By Tanya Elez, Ph.D.
Working with refugees and asylum seekers means bearing witness to stories of loss, resilience, and the enduring power of human connection. As clinicians, we have a unique opportunity-and responsibility-to help clients rebuild and strengthen the relationships that sustain them through trauma and displacement. Here are ten practical, research-informed tips to guide your work:
1. Honor and Validate Relational Loss
Create a safe space for clients to express grief about lost or disrupted relationships. Gently revisit painful topics over multiple sessions, always respecting each client’s pace and readiness.
2. Support Creative and Culturally Meaningful Connections
Encourage clients to maintain ties with loved ones through phone calls, video chats, letters, or symbolic rituals. Validate non-traditional or creative ways of staying connected, such as sharing photos, family recipes, or virtual gatherings.
3. Explore and Strengthen Existing Relationships
Help clients identify safe, meaningful ways to sustain or rebuild relationships-even when some ties are strained or unsafe. Support the use of cultural practices and shared traditions to reinforce connection, even across distance.
4. Facilitate New Social Connections
Introduce clients to community organizations, cultural groups, or peer networks that can provide belonging and understanding. Explore barriers like language, stigma, or cultural differences, and help clients navigate new relational norms.
5. Empower Clients’ Strengths and Wisdom
Reinforce clients’ past efforts to sustain relationships and highlight their relational strengths. Invite clients to share advice or coping strategies with others, fostering empowerment and agency.
6. Address Family Dynamics and Intergenerational Relationships
Explore shifts in family roles, responsibilities, and communication patterns due to displacement. Offer family therapy or systemic interventions to strengthen communication and repair ruptures. Use developmentally appropriate methods to engage children and adolescents.
7. Preserve and Adapt Cultural Identity
Encourage families to maintain traditions and values that promote belonging and relational strength. Support adaptation of cultural practices in the new environment, affirming both continuity and flexibility.
8. Respect Boundaries and Autonomy
Respect clients’ choices to create boundaries with family or community members when appropriate. Avoid pressuring clients to reconnect with relationships that may be harmful or unsafe.
9. Integrate Relational Assessment with Standard Screening
Use relational questions alongside validated trauma and mental health screening tools (like the Harvard Trauma Questionnaire or RHS-15) for comprehensive assessment.
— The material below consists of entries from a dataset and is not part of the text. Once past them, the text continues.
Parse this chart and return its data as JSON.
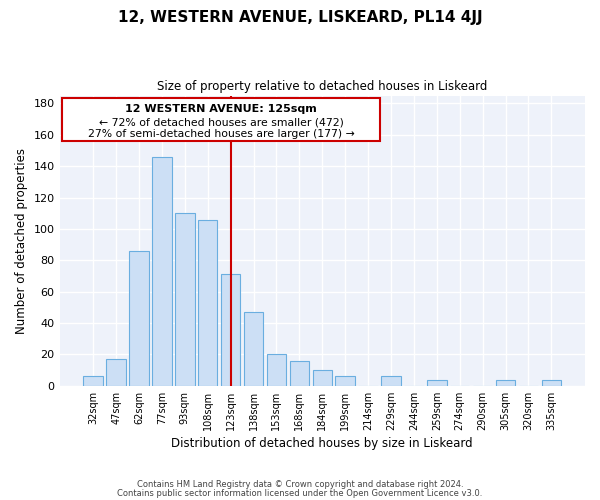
{
  "title": "12, WESTERN AVENUE, LISKEARD, PL14 4JJ",
  "subtitle": "Size of property relative to detached houses in Liskeard",
  "xlabel": "Distribution of detached houses by size in Liskeard",
  "ylabel": "Number of detached properties",
  "bar_labels": [
    "32sqm",
    "47sqm",
    "62sqm",
    "77sqm",
    "93sqm",
    "108sqm",
    "123sqm",
    "138sqm",
    "153sqm",
    "168sqm",
    "184sqm",
    "199sqm",
    "214sqm",
    "229sqm",
    "244sqm",
    "259sqm",
    "274sqm",
    "290sqm",
    "305sqm",
    "320sqm",
    "335sqm"
  ],
  "bar_values": [
    6,
    17,
    86,
    146,
    110,
    106,
    71,
    47,
    20,
    16,
    10,
    6,
    0,
    6,
    0,
    4,
    0,
    0,
    4,
    0,
    4
  ],
  "bar_color": "#ccdff5",
  "bar_edge_color": "#6aaee0",
  "ylim": [
    0,
    185
  ],
  "vline_x_label": "123sqm",
  "vline_color": "#cc0000",
  "annotation_title": "12 WESTERN AVENUE: 125sqm",
  "annotation_line1": "← 72% of detached houses are smaller (472)",
  "annotation_line2": "27% of semi-detached houses are larger (177) →",
  "annotation_box_color": "#ffffff",
  "annotation_box_edge": "#cc0000",
  "footer1": "Contains HM Land Registry data © Crown copyright and database right 2024.",
  "footer2": "Contains public sector information licensed under the Open Government Licence v3.0.",
  "background_color": "#ffffff",
  "plot_background": "#eef2fa",
  "grid_color": "#ffffff",
  "yticks": [
    0,
    20,
    40,
    60,
    80,
    100,
    120,
    140,
    160,
    180
  ]
}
10. Attend to Your Own Well-being
Recognize the emotional demands of this work. Seek supervision, peer support, and self-care to sustain your practice and provide the best care for your clients.
Final Thoughts
Supporting refugee clients is about more than addressing symptoms-it’s about helping people rebuild the web of relationships that give life meaning, hope, and resilience. By working relationally and culturally responsively, clinicians can make a profound difference in the healing journey of those who have endured so much.